Personalized learning in hybrid education
The process of teaching and learning during the pandemic has been evolving globally, with many institutions transforming their approaches to enhance the teaching and learning experience. Despite the presence of improved frameworks due to the varied learning capabilities of students, it remains quite challenging to analyse individual characteristic features. Consequently, this research provides clear insights into the integration of the Personalised Learning Approach (PLA) to foster effective interaction with students. However, many existing methods suggest different techniques for evaluating learners in a hybrid mode, where obtaining clear data sets can be difficult. In the teaching and learning approach, if the defined data set from experts is clear, decisions regarding the learning characteristics of students can be made in a shorter period. In the proposed method the PLA framework categorizes learners into four engagement-based clusters using a three-dimensional sensor model and machine learning classifiers.
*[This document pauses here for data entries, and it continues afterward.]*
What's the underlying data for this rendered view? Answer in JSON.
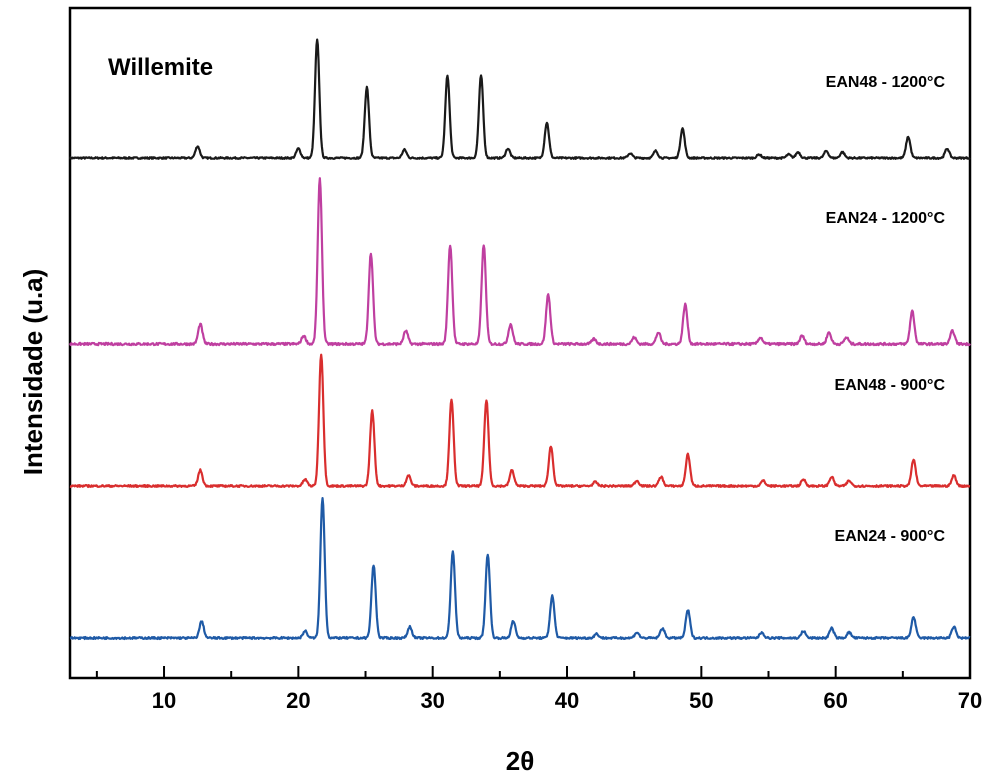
{
  "chart_data": {
    "type": "line",
    "xlabel": "2θ",
    "ylabel": "Intensidade (u.a)",
    "xlim": [
      3,
      70
    ],
    "xticks": [
      10,
      20,
      30,
      40,
      50,
      60,
      70
    ],
    "y_ticks_shown": false,
    "grid": false,
    "legend": "none (series labelled inline at right)",
    "annotation": "Willemite",
    "series": [
      {
        "name": "EAN48 - 1200°C",
        "color": "#1a1a1a",
        "baseline": 0,
        "peaks": [
          [
            12.5,
            10
          ],
          [
            20.0,
            8
          ],
          [
            21.4,
            100
          ],
          [
            25.1,
            60
          ],
          [
            27.9,
            7
          ],
          [
            31.1,
            70
          ],
          [
            33.6,
            70
          ],
          [
            35.6,
            8
          ],
          [
            38.5,
            30
          ],
          [
            44.7,
            4
          ],
          [
            46.6,
            6
          ],
          [
            48.6,
            25
          ],
          [
            54.3,
            3
          ],
          [
            56.5,
            3
          ],
          [
            57.2,
            5
          ],
          [
            59.3,
            6
          ],
          [
            60.5,
            5
          ],
          [
            65.4,
            18
          ],
          [
            68.3,
            8
          ]
        ]
      },
      {
        "name": "EAN24 - 1200°C",
        "color": "#bf3fa0",
        "baseline": 0,
        "peaks": [
          [
            12.7,
            12
          ],
          [
            20.4,
            5
          ],
          [
            21.6,
            100
          ],
          [
            25.4,
            55
          ],
          [
            28.0,
            8
          ],
          [
            31.3,
            60
          ],
          [
            33.8,
            60
          ],
          [
            35.8,
            12
          ],
          [
            38.6,
            30
          ],
          [
            42.0,
            3
          ],
          [
            45.0,
            4
          ],
          [
            46.8,
            7
          ],
          [
            48.8,
            24
          ],
          [
            54.4,
            4
          ],
          [
            57.5,
            5
          ],
          [
            59.5,
            7
          ],
          [
            60.8,
            4
          ],
          [
            65.7,
            20
          ],
          [
            68.7,
            8
          ]
        ]
      },
      {
        "name": "EAN48 - 900°C",
        "color": "#d92e2e",
        "baseline": 0,
        "peaks": [
          [
            12.7,
            12
          ],
          [
            20.5,
            5
          ],
          [
            21.7,
            100
          ],
          [
            25.5,
            57
          ],
          [
            28.2,
            8
          ],
          [
            31.4,
            65
          ],
          [
            34.0,
            65
          ],
          [
            35.9,
            12
          ],
          [
            38.8,
            30
          ],
          [
            42.1,
            3
          ],
          [
            45.2,
            4
          ],
          [
            47.0,
            7
          ],
          [
            49.0,
            24
          ],
          [
            54.6,
            4
          ],
          [
            57.6,
            5
          ],
          [
            59.7,
            7
          ],
          [
            61.0,
            4
          ],
          [
            65.8,
            20
          ],
          [
            68.8,
            8
          ]
        ]
      },
      {
        "name": "EAN24 - 900°C",
        "color": "#1f5aa6",
        "baseline": 0,
        "peaks": [
          [
            12.8,
            12
          ],
          [
            20.5,
            5
          ],
          [
            21.8,
            100
          ],
          [
            25.6,
            52
          ],
          [
            28.3,
            8
          ],
          [
            31.5,
            62
          ],
          [
            34.1,
            60
          ],
          [
            36.0,
            12
          ],
          [
            38.9,
            30
          ],
          [
            42.2,
            3
          ],
          [
            45.2,
            4
          ],
          [
            47.1,
            7
          ],
          [
            49.0,
            20
          ],
          [
            54.5,
            4
          ],
          [
            57.6,
            5
          ],
          [
            59.7,
            7
          ],
          [
            61.0,
            4
          ],
          [
            65.8,
            15
          ],
          [
            68.8,
            8
          ]
        ]
      }
    ]
  }
}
A dual-controller mechanism (master-slave) dynamically adjusts communication intervals and optimizes video transmission, reducing latency and packet loss. The methodology is validated using MATLAB-based simulations with a dataset of 1,700–5,000 learners, analyzing throughput, delay, packet loss, and cost efficiency. The test results clearly demonstrate that the PLA outperforms the conventional method, not only with the parameters mentioned above but also in terms of cost-effectiveness using master and slave controllers.